The Persistence of the Impossible: Georges Bataille and the Substitutive Logic of Cinematic Form

Film theory’s historical concerns might be read as vibrating through a tension around a philosophy of substitution. According to Rudolf Arnheim, “film is always at one and the same time a flat picture post card and the scene of a living action”; André Bazin states that “the photograph is the object itself…it is the model”; Jean-Louis Baudry argues that the cinematic apparatus produces a unified subject by masking its own discontinuity, substituting fragmented conditions of perception with the illusion of continuity. From the collective desire to make cinema “cohere” as a medium of meaning, contemporary discussions of the substitutive logic of cinema register a persistent anxiety and curiosity: Jacques Rancière argues that cinema is not a unified medium but a field of “intervals” (écarts) among narrative, image, politics, and sensation; Shane Denson shows how post-cinematic media reconfigure these gaps, producing a surface coherence that conceals deeper disjunctions, among other contemporary reformulations of cinema’s constitutive gaps. Embedded within this logic of substitution resonates with what Jacques Derrida theorizes as the supplement, that substitution already inscribes a constitutive lack—one that emerges in cinema as the site of its instability or failure.

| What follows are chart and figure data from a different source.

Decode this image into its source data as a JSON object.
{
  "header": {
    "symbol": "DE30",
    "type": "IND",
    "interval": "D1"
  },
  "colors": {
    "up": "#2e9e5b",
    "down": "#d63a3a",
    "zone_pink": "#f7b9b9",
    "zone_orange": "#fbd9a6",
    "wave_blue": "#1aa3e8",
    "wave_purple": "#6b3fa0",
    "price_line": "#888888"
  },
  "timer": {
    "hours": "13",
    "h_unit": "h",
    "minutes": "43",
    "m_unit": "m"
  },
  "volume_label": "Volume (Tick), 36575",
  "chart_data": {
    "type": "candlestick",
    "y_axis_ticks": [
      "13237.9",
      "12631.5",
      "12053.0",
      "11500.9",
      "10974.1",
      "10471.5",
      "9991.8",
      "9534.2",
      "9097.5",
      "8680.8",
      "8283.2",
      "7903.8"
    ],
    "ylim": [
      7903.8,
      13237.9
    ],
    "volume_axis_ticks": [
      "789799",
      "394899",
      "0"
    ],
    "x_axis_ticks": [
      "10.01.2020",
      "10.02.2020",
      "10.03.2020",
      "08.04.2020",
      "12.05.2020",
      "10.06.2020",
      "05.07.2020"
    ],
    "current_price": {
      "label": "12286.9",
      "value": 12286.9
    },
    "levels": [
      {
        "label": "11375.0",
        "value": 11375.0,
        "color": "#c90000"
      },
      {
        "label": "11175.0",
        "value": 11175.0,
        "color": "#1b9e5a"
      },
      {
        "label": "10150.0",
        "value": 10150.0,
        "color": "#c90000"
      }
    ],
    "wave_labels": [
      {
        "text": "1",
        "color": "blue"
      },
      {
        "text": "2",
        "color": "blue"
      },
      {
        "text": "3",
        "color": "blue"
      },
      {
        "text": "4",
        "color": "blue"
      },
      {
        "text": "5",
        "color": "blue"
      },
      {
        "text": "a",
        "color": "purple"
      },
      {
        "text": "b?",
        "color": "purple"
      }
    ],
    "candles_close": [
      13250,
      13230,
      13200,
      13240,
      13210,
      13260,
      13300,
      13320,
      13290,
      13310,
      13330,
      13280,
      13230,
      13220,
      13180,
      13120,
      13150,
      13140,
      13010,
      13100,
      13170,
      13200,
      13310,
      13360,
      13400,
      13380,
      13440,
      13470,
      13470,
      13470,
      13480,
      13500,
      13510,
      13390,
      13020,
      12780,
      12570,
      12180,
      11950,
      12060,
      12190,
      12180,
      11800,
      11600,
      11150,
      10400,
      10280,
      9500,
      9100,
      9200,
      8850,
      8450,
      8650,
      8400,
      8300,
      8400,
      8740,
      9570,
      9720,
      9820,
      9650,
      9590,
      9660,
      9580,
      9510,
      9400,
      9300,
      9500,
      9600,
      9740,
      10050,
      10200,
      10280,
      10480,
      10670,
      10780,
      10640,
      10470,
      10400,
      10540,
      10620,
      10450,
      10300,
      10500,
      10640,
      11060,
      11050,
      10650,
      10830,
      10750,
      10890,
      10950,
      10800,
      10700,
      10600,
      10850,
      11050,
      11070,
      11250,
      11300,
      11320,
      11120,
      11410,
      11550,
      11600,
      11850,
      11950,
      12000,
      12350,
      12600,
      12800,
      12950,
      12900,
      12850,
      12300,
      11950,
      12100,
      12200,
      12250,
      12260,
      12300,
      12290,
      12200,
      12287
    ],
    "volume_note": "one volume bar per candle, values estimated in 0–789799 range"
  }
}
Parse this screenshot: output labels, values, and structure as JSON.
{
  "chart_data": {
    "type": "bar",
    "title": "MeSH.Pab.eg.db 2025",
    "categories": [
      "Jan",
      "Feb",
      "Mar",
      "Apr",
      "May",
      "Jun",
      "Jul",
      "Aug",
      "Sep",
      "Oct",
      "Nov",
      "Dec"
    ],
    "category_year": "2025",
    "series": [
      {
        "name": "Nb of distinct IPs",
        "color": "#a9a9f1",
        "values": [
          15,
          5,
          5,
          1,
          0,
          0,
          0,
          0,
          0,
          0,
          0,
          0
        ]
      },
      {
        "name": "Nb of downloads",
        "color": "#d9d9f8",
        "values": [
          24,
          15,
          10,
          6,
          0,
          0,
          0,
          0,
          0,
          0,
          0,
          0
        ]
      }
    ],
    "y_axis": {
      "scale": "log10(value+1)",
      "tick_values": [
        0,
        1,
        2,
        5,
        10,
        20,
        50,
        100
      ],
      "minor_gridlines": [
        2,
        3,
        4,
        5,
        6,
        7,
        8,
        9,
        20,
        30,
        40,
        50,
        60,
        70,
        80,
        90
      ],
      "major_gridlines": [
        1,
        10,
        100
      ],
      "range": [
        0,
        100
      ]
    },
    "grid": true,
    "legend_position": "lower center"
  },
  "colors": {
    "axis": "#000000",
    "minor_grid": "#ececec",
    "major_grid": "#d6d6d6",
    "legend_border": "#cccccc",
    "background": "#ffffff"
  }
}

If cinema can be understood, crudely, as a flawed machine of substitution, this talk examines moments when its substitutive logic “fails” or “collapses” within the formal organization of relations. In The Master (2012), relational forms—master and disciple, father and son, therapist and patient, even lovers—never fully hold. Drawing on Georges Bataille’s account of non-productive expenditure, I argue that Freddie (Joaquin Phoenix)’s excess—his volatility, desire, and resistance to legibility—exposes how the “productive” logic of substitution breaks at its seams. Alex Ross Perry’s The Color Wheel (2011) extends this problematic: through a mumblecore form of excess—duration, repetition, and flatness—substitution is pushed to its limit, where incest, as a Bataillean moment of expenditure, not only collapses “difference” in love, but leaves nothing in its place.

About Claire Cao

Claire Cao is a PhD candidate in Cinema and Media Studies at the University of British Columbia. Her research brings together film theory and philosophical aesthetics, with a focus on relationality, subjectivity, and mediation. She draws on continental philosophy, phenomenology, trauma studies and critical race theory to explore how cinema figures subjectivity in its unstable or unworked forms. Her dissertation examines how cinematic form organizes and unsettles relations, attending to moments where mediation—and its substitutive logic—reaches its limits. She has written on cinematic negativity, coloniality and cannibalism, racialized flesh and posthuman embodiment. She holds an MA in Cinema and Media Studies from the University of Chicago.

This event is free and there is no need to RSVP.